Assalamu'alaikum.
And if you count the blessing from Allah, never will you be able to count them. (QS 14:34)
Guru ngaji saya pernah bilang, "Jangan suka mengeluh hidup susah dan berat. Malu sama Allah, karena yang sudah dikasih dengan gratis oleh Allah jauh lebih banyak dari 'kesulitan' yang kamu keluhkan itu." Kemudian beliau sambung dengan membaca ayat surat Ibrahim ayat 34.
Masih bisa berkumpul dengan keluarga, berkah terindahkah?
Kemarin saya baru nonton film Inside Out. Film itu bercerita tentang beragam emosi dan memori yang tersimpan dalam ingatan manusia. Saat saya menulis ini untuk ikut giveaway Mak Indah Nuria, saya mencoba kilas balik hidup saya 39 tahun ke belakang. Surprisingly, there are more sad memories I can remember than the happy ones. :(
I remember when I didn't get first place on my third grade.

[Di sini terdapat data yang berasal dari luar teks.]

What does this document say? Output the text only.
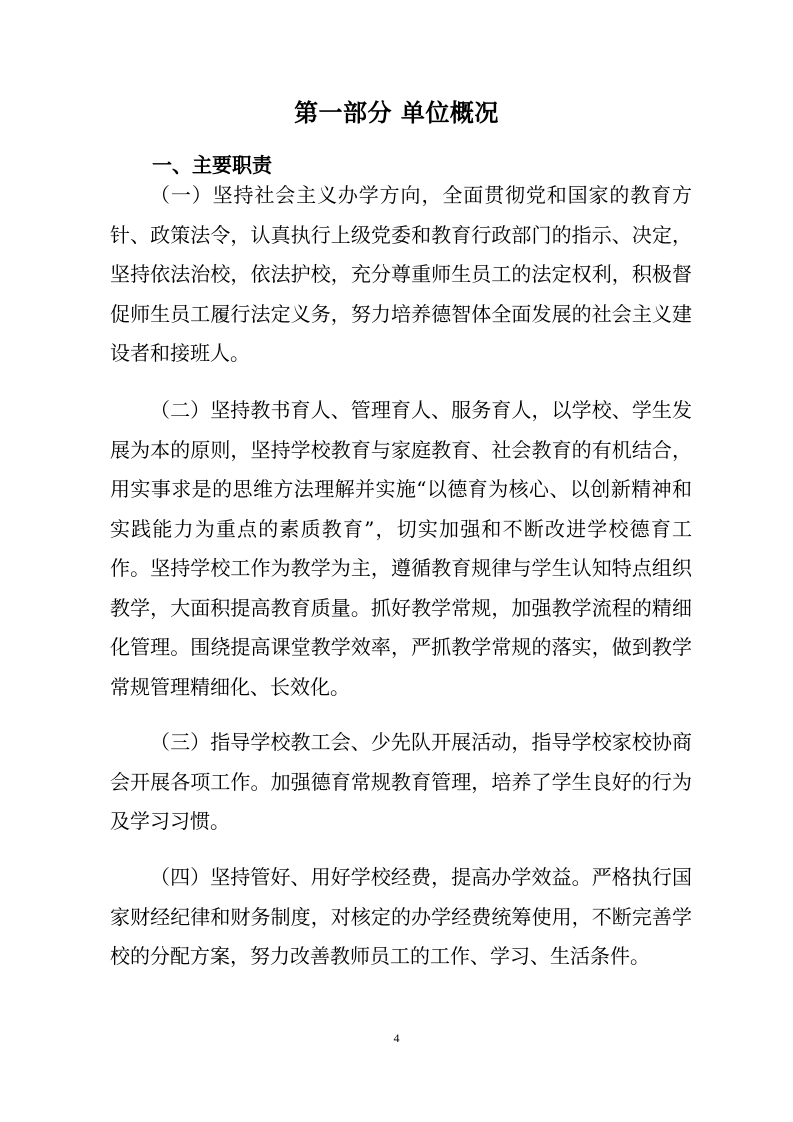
第一部分 单位概况
一、主要职责

（一）坚持社会主义办学方向，全面贯彻党和国家的教育方针、政策法令，认真执行上级党委和教育行政部门的指示、决定，坚持依法治校，依法护校，充分尊重师生员工的法定权利，积极督促师生员工履行法定义务，努力培养德智体全面发展的社会主义建设者和接班人。

（二）坚持教书育人、管理育人、服务育人，以学校、学生发展为本的原则，坚持学校教育与家庭教育、社会教育的有机结合，用实事求是的思维方法理解并实施“以德育为核心、以创新精神和实践能力为重点的素质教育”，切实加强和不断改进学校德育工作。坚持学校工作为教学为主，遵循教育规律与学生认知特点组织教学，大面积提高教育质量。抓好教学常规，加强教学流程的精细化管理。围绕提高课堂教学效率，严抓教学常规的落实，做到教学常规管理精细化、长效化。

（三）指导学校教工会、少先队开展活动，指导学校家校协商会开展各项工作。加强德育常规教育管理，培养了学生良好的行为及学习习惯。

（四）坚持管好、用好学校经费，提高办学效益。严格执行国家财经纪律和财务制度，对核定的办学经费统筹使用，不断完善学校的分配方案，努力改善教师员工的工作、学习、生活条件。

4
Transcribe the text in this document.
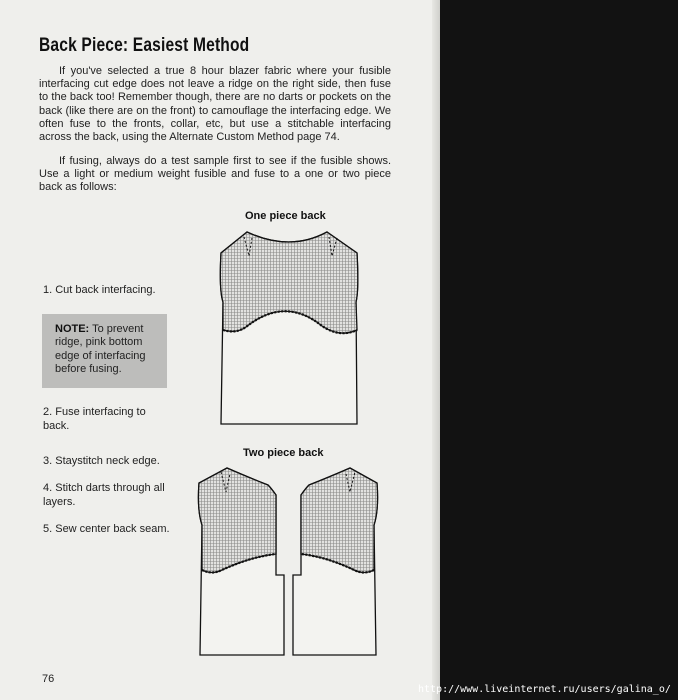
Back Piece: Easiest Method

If you've selected a true 8 hour blazer fabric where your fusible interfacing cut edge does not leave a ridge on the right side, then fuse to the back too! Remember though, there are no darts or pockets on the back (like there are on the front) to camouflage the interfacing edge. We often fuse to the fronts, collar, etc, but use a stitchable interfacing across the back, using the Alternate Custom Method page 74.

If fusing, always do a test sample first to see if the fusible shows. Use a light or medium weight fusible and fuse to a one or two piece back as follows:

One piece back
Two piece back

1. Cut back interfacing.

NOTE: To prevent ridge, pink bottom edge of interfacing before fusing.

2. Fuse interfacing to back.

3. Staystitch neck edge.

4. Stitch darts through all layers.

5. Sew center back seam.

76
http://www.liveinternet.ru/users/galina_o/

I remember when my basketball team lost.
I remember when I didn't get to enter the most favorite high school.
I remember when I felt jealous because my sister got a better job than I did.
I remember when I feel not pretty among my besties at school.
I remember when I failed to make my parents proud of me.
Saya bisa terus menuliskan daftar keluhan ini sampai besok pagi. Tapi saya teringat ucapan guru ngaji saya tadi, dan mendadak malu, banget.
Tuhan sudah memberi saya banyak sekali sampai hari ini, dan masih aja saya hitung-hitungan sesuatu yang mungkin memang belum diperuntukkan untuk saya. Lalu saya coba untuk menghitung nikmatNya dengan membuat daftar seperti memori sedih saya di atas. Dan saya gelagapan, nggak tahu harus mulai dari mana.
Apa saya harus mulai dari semua bagian dari tubuh saya yang masih berfungsi dengan baik?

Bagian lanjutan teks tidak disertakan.